While some have argued recent advances in AI render the Turing Test obsolete, it may be more relevant than ever before. Many scientists hope the Turing Test can help push research to address big questions in AI rather than focusing on narrow metrics like a single score on a difficult language-understanding task. Some of the key open problems in AI are how to develop machines that can generalize, are explainable, efficient and can work across fields and mediums.
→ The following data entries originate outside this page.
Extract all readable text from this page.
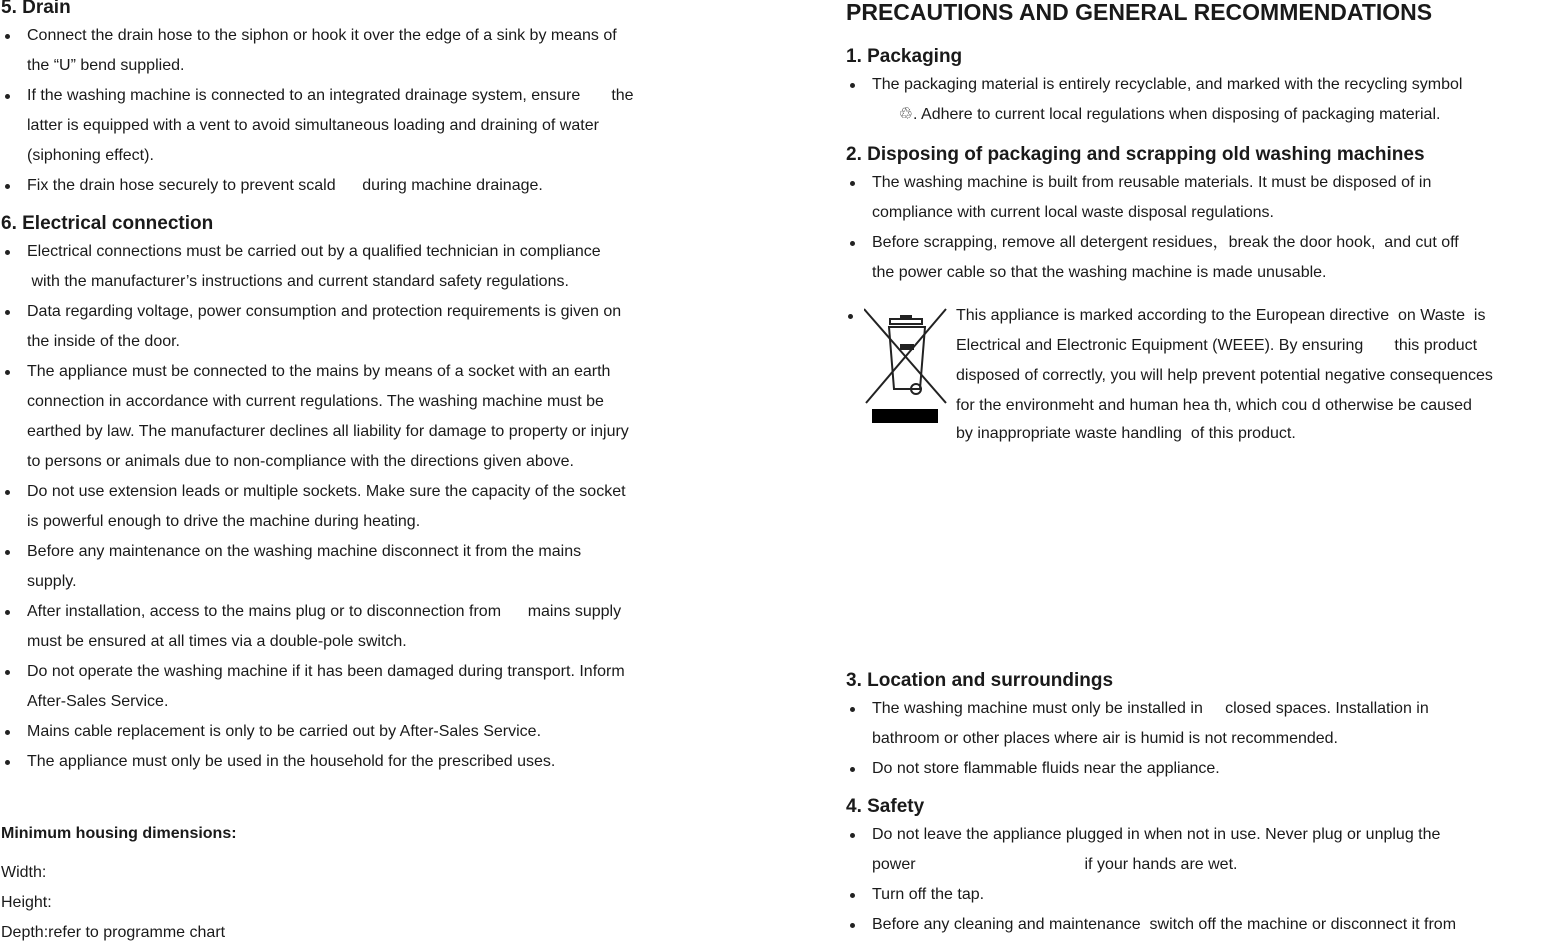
5. Drain
Connect the drain hose to the siphon or hook it over the edge of a sink by means of
the “U” bend supplied.
If the washing machine is connected to an integrated drainage system, ensure       the
latter is equipped with a vent to avoid simultaneous loading and draining of water
(siphoning effect).
Fix the drain hose securely to prevent scald      during machine drainage.
6. Electrical connection
Electrical connections must be carried out by a qualified technician in compliance
with the manufacturer’s instructions and current standard safety regulations.
Data regarding voltage, power consumption and protection requirements is given on
the inside of the door.
The appliance must be connected to the mains by means of a socket with an earth
connection in accordance with current regulations. The washing machine must be
earthed by law. The manufacturer declines all liability for damage to property or injury
to persons or animals due to non-compliance with the directions given above.
Do not use extension leads or multiple sockets. Make sure the capacity of the socket
is powerful enough to drive the machine during heating.
Before any maintenance on the washing machine disconnect it from the mains
supply.
After installation, access to the mains plug or to disconnection from      mains supply
must be ensured at all times via a double-pole switch.
Do not operate the washing machine if it has been damaged during transport. Inform
After-Sales Service.
Mains cable replacement is only to be carried out by After-Sales Service.
The appliance must only be used in the household for the prescribed uses.
Minimum housing dimensions:
Width:
Height:
Depth:refer to programme chart
PRECAUTIONS AND GENERAL RECOMMENDATIONS
1. Packaging
The packaging material is entirely recyclable, and marked with the recycling symbol
♲. Adhere to current local regulations when disposing of packaging material.
2. Disposing of packaging and scrapping old washing machines
The washing machine is built from reusable materials. It must be disposed of in
compliance with current local waste disposal regulations.
Before scrapping, remove all detergent residues，break the door hook,  and cut off
the power cable so that the washing machine is made unusable.
3. Location and surroundings
The washing machine must only be installed in     closed spaces. Installation in
bathroom or other places where air is humid is not recommended.
Do not store flammable fluids near the appliance.
4. Safety
Do not leave the appliance plugged in when not in use. Never plug or unplug the
power                                      if your hands are wet.
Turn off the tap.
Before any cleaning and maintenance  switch off the machine or disconnect it from
This appliance is marked according to the European directive  on Waste  is
Electrical and Electronic Equipment (WEEE). By ensuring       this product
disposed of correctly, you will help prevent potential negative consequences
for the environmeht and human hea th, which cou d otherwise be caused
by inappropriate waste handling  of this product.
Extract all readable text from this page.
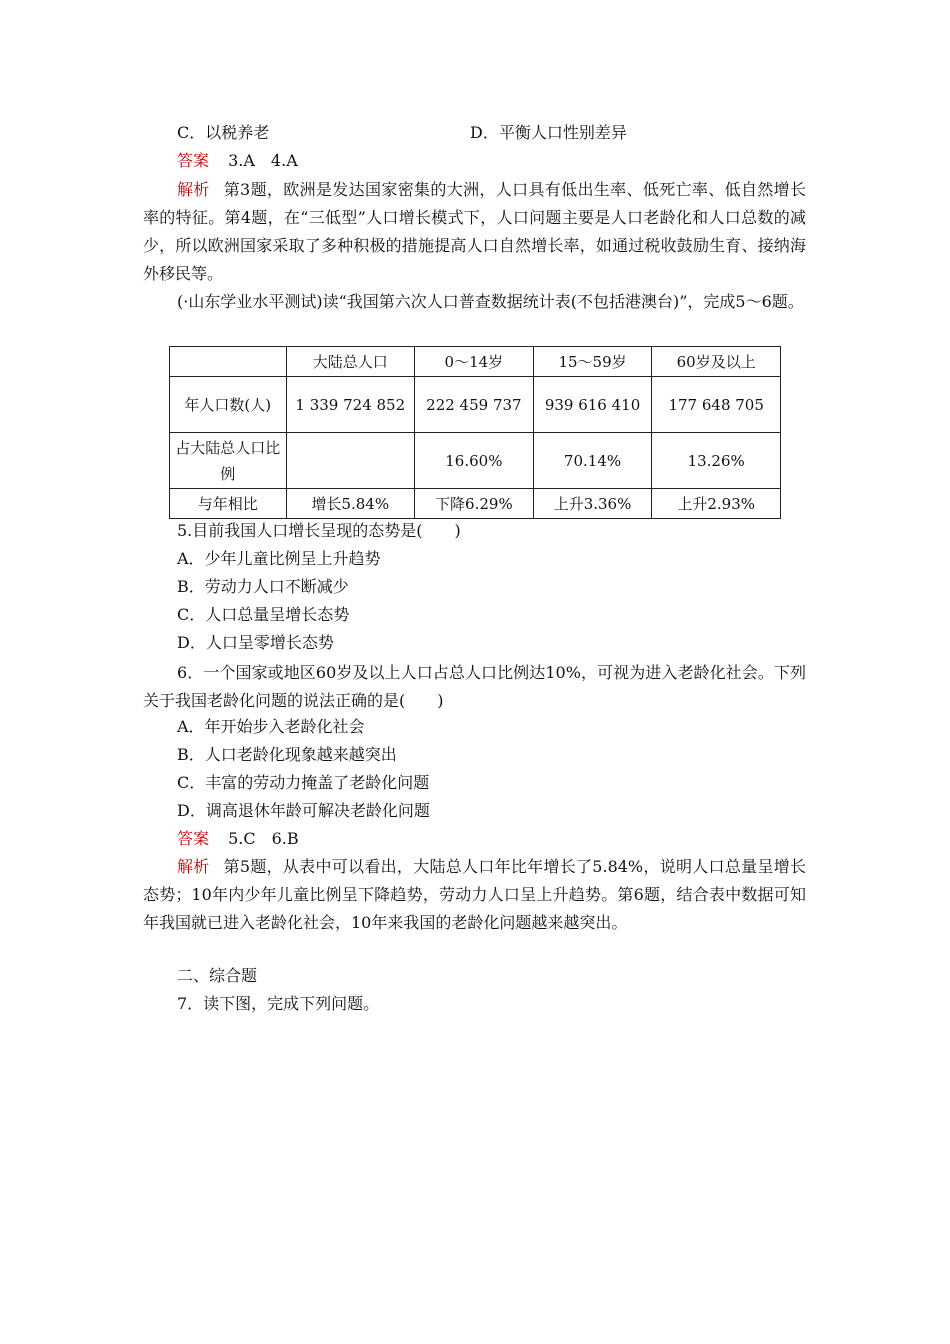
C．以税养老	D．平衡人口性别差异
答案 3.A　4.A
解析 第3题，欧洲是发达国家密集的大洲，人口具有低出生率、低死亡率、低自然增长率的特征。第4题，在“三低型”人口增长模式下，人口问题主要是人口老龄化和人口总数的减少，所以欧洲国家采取了多种积极的措施提高人口自然增长率，如通过税收鼓励生育、接纳海外移民等。
(·山东学业水平测试)读“我国第六次人口普查数据统计表(不包括港澳台)”，完成5～6题。
	大陆总人口	0～14岁	15～59岁	60岁及以上
年人口数(人)	1 339 724 852	222 459 737	939 616 410	177 648 705
占大陆总人口比例		16.60%	70.14%	13.26%
与年相比	增长5.84%	下降6.29%	上升3.36%	上升2.93%
5.目前我国人口增长呈现的态势是(　　)
A．少年儿童比例呈上升趋势
B．劳动力人口不断减少
C．人口总量呈增长态势
D．人口呈零增长态势
6．一个国家或地区60岁及以上人口占总人口比例达10%，可视为进入老龄化社会。下列关于我国老龄化问题的说法正确的是(　　)
A．年开始步入老龄化社会
B．人口老龄化现象越来越突出
C．丰富的劳动力掩盖了老龄化问题
D．调高退休年龄可解决老龄化问题
答案 5.C　6.B
解析 第5题，从表中可以看出，大陆总人口年比年增长了5.84%，说明人口总量呈增长态势；10年内少年儿童比例呈下降趋势，劳动力人口呈上升趋势。第6题，结合表中数据可知年我国就已进入老龄化社会，10年来我国的老龄化问题越来越突出。
二、综合题
7．读下图，完成下列问题。
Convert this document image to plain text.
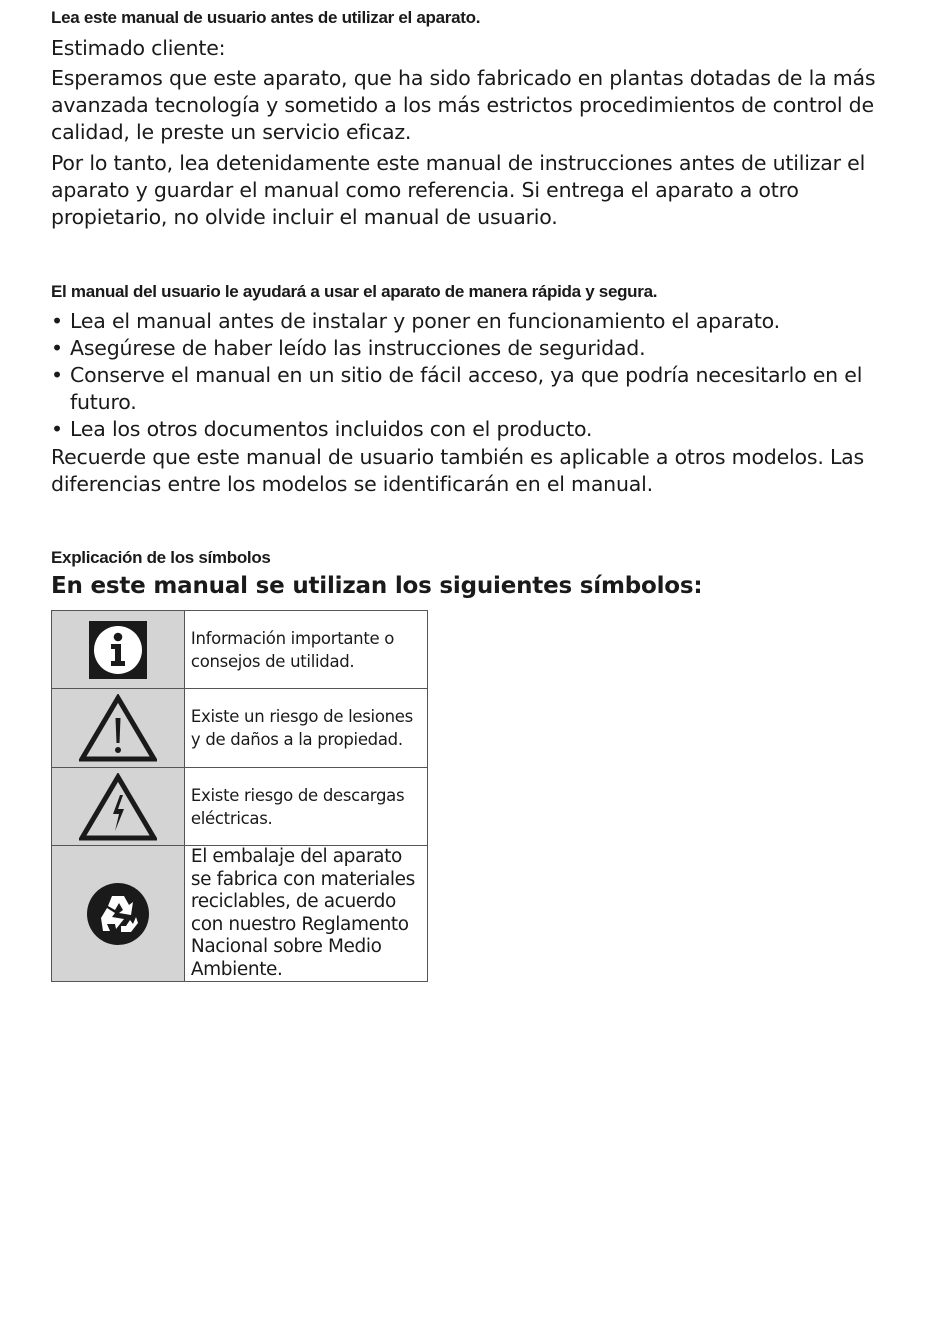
Lea este manual de usuario antes de utilizar el aparato.

Estimado cliente:

Esperamos que este aparato, que ha sido fabricado en plantas dotadas de la más avanzada tecnología y sometido a los más estrictos procedimientos de control de calidad, le preste un servicio eficaz.

Por lo tanto, lea detenidamente este manual de instrucciones antes de utilizar el aparato y guardar el manual como referencia. Si entrega el aparato a otro propietario, no olvide incluir el manual de usuario.

El manual del usuario le ayudará a usar el aparato de manera rápida y segura.
• Lea el manual antes de instalar y poner en funcionamiento el aparato.
• Asegúrese de haber leído las instrucciones de seguridad.
• Conserve el manual en un sitio de fácil acceso, ya que podría necesitarlo en el futuro.
• Lea los otros documentos incluidos con el producto.

Recuerde que este manual de usuario también es aplicable a otros modelos. Las diferencias entre los modelos se identificarán en el manual.

Explicación de los símbolos
En este manual se utilizan los siguientes símbolos:
	Información importante o consejos de utilidad.

	Existe un riesgo de lesiones y de daños a la propiedad.

	Existe riesgo de descargas eléctricas.

	El embalaje del aparato se fabrica con materiales reciclables, de acuerdo con nuestro Reglamento Nacional sobre Medio Ambiente.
The Turing Test has also evolved, with researchers having, for example, proposed changing the rules to limit how much memory and power a program taking the test can have. Just as human intelligence is limited by your brain’s memory and capacity, so machine intelligence should be limited to machines that think rather than competing by brute force. “Explainability” would also be an essential component of a modern Turing Test, meaning that the algorithm’s design would have to show how it arrived at an answer. Given that AI, and especially deep learning (a type of machine learning based on neural networks that mimic the human brain), has been criticized as a “blackbox”, a winning machine would therefore have to be transparent about its response.
The ultimate and terminating Loebner Prize is still on the table for a machine that can pass a multi-modal stage Turing Test, which requires processing music, speech, pictures and videos in such a way that the judges cannot distinguish it from a human. The ability to generalize is perhaps the toughest open problem. Recently, the London-based firm DeepMind taught its go-playing AI program how to master chess, shogi and Atari without being told the rules through programming. While some powerful AI models can transfer knowledge, there are still gaps – a chess master bot can learn to play another game but still might not be able to pass a basic Turing Test conversation.
Artificial general intelligence (AGI) is perhaps the final frontier in AI. Exactly how it’s defined varies depending on who you talk to, but broadly it describes an AI that is intelligent across mediums and subject areas. For some, this could entail a generalizable algorithm meaning one piece of AI that could take on any task as a human would and is what most people think of when they imagine truly intelligent machines. Not all AI scientists are working towards AGI and many are uncertain it’s even possible.
“I was initially a sceptic,” Garbacea says. But after witnessing some of the achievements at DeepMind and across the field of NLP over the last few years, her opinion has changed. “I realized that it is possible and that we may be closer than we think.”